NCCLX introduces lazy algorithm/channel allocation and a slab allocator for metadata, reducing HBM usage by nearly 2× compared to baseline NCCL in large-scale LLM training.

Figure 15: Lazy Feature Example; memory can be saved by allocating fewer channels as well as fewer metadata/algorithm buffers.

Figure 16: Example usage of Slab Allocator; multiple metadata can fit into 2MB slabs to avoid waste.

Comprehensive tooling for fault localization, performance observability, and CPU emulation enables rapid debugging and validation at scale.

Implications and Future Directions

NCCLX demonstrates that host-driven, zero-copy collective communication is essential for scaling LLM workloads to 100k+ GPUs. The framework's flexibility enables rapid deployment of custom algorithms, topology-aware optimizations, and robust fault tolerance. The GPU-resident collective paradigm is particularly impactful for inference, eliminating the need for dual runtimes and reducing operational complexity.

Theoretically, the work underscores the necessity of co-designing communication libraries with both hardware topology and ML workload characteristics.
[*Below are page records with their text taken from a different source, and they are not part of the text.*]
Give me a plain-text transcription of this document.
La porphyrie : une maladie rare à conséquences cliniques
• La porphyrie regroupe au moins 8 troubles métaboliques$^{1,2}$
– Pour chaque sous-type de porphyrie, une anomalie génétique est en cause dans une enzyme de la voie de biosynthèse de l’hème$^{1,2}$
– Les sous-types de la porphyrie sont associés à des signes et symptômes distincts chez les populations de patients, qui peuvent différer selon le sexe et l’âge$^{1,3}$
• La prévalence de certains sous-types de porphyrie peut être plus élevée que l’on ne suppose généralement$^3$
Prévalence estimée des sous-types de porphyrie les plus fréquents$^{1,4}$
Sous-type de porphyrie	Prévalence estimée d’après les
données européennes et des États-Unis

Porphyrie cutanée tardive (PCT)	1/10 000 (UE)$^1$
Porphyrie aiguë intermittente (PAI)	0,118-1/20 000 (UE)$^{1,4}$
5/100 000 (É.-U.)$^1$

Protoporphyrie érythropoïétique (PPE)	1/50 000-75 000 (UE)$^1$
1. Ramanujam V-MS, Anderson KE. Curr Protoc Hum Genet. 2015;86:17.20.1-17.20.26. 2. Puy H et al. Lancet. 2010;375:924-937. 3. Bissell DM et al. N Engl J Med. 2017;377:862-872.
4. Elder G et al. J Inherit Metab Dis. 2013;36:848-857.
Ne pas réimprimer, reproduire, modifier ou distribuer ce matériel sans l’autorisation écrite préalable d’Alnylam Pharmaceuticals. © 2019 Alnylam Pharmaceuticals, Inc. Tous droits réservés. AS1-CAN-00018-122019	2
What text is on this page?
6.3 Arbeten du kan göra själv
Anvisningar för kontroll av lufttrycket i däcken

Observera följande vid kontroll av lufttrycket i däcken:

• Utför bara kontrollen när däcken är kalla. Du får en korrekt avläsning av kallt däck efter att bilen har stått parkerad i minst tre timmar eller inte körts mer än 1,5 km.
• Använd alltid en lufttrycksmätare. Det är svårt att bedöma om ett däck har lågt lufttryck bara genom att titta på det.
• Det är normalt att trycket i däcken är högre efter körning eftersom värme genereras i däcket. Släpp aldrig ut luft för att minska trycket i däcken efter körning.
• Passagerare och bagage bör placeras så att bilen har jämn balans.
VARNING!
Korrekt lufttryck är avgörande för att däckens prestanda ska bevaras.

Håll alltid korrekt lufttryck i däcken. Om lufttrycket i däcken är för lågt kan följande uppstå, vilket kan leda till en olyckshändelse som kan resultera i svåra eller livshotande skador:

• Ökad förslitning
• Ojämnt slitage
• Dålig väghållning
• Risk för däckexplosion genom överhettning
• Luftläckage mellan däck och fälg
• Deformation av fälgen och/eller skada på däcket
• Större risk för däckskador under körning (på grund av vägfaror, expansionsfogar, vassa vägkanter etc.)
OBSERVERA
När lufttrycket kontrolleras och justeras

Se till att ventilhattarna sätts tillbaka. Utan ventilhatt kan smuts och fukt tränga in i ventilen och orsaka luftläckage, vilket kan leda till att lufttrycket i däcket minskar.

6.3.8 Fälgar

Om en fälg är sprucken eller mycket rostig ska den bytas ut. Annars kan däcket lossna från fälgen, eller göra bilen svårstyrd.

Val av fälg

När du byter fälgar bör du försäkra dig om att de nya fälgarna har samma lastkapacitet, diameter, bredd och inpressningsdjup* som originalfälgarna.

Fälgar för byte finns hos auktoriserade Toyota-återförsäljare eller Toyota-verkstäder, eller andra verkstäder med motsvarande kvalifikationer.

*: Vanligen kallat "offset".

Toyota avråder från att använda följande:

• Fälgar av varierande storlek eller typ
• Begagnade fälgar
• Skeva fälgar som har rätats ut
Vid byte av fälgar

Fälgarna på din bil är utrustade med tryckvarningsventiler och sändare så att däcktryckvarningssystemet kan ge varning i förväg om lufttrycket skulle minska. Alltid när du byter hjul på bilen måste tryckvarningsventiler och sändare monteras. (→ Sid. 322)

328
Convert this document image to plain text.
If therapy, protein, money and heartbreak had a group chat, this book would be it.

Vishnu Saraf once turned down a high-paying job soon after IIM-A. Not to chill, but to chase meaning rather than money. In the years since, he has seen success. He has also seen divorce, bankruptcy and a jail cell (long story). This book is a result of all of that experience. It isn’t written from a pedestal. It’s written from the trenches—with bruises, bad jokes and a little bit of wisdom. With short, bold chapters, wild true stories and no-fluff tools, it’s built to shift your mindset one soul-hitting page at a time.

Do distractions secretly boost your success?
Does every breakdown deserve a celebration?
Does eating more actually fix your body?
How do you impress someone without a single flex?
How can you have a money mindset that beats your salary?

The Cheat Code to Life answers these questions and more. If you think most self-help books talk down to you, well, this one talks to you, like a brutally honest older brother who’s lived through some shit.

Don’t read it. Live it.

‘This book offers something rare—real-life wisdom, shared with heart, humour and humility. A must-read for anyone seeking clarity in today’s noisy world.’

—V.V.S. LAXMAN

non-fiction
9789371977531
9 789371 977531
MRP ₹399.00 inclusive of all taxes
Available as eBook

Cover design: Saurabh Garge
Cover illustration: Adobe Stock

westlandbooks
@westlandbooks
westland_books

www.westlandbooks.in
Practically, NCCLX's open-source release will likely influence the broader ecosystem, driving adoption of host-driven, zero-copy, and GPU-resident communication primitives.

Future developments may include full device-initiated API support, further integration with CUDA graphs, and automated topology-aware scheduling. As LLMs and other AI workloads continue to scale, the principles established by NCCLX will be foundational for next-generation distributed systems.

Conclusion

NCCLX provides a unified, scalable, and resource-efficient collective communication framework for LLM workloads at the 100k+ GPU scale. By combining host-driven customization, zero-copy transport, topology-aware algorithms, and GPU-resident collectives, it addresses the critical bottlenecks of both training and inference. The empirical results on Llama4 workloads validate its effectiveness, and the architectural innovations set a new standard for distributed AI infrastructure.